How 2LDK came about is, you have director Yukihiko Tsutsumi sitting down with Ryuhei Kitamura sometime in 2002. And these guys, they like film, they certainly like each other. So the idea comes up maybe they should work together. Tsutsumi tells the story over and over, how neither of them are drinkers, how the restaurant they chose was perfect for their decision. While the world got sloshed, they set the rules for the Duel Project:
– 60 minutes long, 2 films, no R-18 rating.
– One set each. No one is allowed to leave.
– Two actors, both male, or both female.
– Both films must operate on the same budget.
– Both films must contain ‘mysterious’ similarities.
– Whoever attracts the least amount of business loses.
– Whoever attracts a higher TV audience wins a special award.
– Any director who makes a profit may receive a bonus.
– No complaints if we just do one movie together.
The result is a lovely mess. Kitamura went off to create Aragami, a blazing long old-school swordfight of a film. As for Tsutsumi, well – both directors agree he got the better end of the deal. The premise: two young model-actresses (Lana and Nozomi, played by Maho Nonami and Eiko Koike), both working for the same talent agency, come to lethal blows one terrible night over an upcoming role. The battleground: a “two-bedroom one-living dining kitchen” in central Tokyo. It’s a rather up-scale place; we learn quickly that the girls are guests, that the owner is away on some business or another. There is a “half-character” parrot overseeing the atrium. There are swords and sharp corners all about. There are eggs and chainsaws and fountains and electrical hazards. You can imagine.

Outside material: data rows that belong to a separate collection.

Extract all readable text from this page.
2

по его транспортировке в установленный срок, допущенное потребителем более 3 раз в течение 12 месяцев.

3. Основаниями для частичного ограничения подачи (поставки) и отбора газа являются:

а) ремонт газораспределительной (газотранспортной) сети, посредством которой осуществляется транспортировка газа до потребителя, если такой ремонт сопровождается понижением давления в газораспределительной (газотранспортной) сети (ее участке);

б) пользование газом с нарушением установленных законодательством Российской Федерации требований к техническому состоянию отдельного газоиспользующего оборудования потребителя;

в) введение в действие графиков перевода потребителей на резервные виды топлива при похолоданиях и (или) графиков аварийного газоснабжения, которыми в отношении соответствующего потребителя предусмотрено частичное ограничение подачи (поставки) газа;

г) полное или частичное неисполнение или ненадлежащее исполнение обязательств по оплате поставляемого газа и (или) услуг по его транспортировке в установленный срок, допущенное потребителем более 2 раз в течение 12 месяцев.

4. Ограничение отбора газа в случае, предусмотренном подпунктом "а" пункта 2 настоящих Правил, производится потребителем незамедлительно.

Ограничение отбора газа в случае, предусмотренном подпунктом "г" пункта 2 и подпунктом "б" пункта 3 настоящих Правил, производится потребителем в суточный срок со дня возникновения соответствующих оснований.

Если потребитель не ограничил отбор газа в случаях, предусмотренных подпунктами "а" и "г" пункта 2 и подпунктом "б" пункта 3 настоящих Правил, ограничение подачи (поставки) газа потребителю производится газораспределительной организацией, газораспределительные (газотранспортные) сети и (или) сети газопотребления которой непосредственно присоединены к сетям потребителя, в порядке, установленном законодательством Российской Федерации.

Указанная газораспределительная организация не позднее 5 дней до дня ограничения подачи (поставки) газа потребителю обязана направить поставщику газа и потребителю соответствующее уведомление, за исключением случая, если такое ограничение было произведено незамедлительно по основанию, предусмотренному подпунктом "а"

Watching these girls brawl is far more fun than it ought to be. This is a movie you can’t help but tell your friends about, even if you don’t find much in the story. For enthusiasts, it’s easy to recommend: the way you watch, say, Suicide Circle for its moments, you watch 2LDK for the duration. Entertaining and digestible, it’s short enough – and surprisingly cute enough – to merit repeat viewings, in mixed company, even in the same night. And it’s likely to hold attention.
But does all this make the movie good? Well… it depends. How much you value any portion of 2LDK may bank on how much you know, or care to know, about its origin. To me, 2LDK needs the backstory to be what it is. To some, take away the ladder and what you’ve got is really not a lot apart from so much obvious dialogue and popcorn violence. TLA Releasing seems to have understood this in putting the DVD together. If you find that at 70 minutes the movie doesn’t qualify, then the hour-plus of featurettes and interviews are very welcome, and perhaps a little bit necessary. It certainly helps the purchase. It also results in a good deal more insight and background than I’ve been able to include here.
And then: 2LDK is alone in distribution (in North America), while an Aragami/2LDK box set has been available in Japan since January. Who made this decision? Tsutsumi’s half certainly isn’t lost without its pair, but especially under the Dual Project heading, it look a bit lonely, if not silly, on the shelf. What makes it so acceptable is knowing that “silly” is the heart of the thing.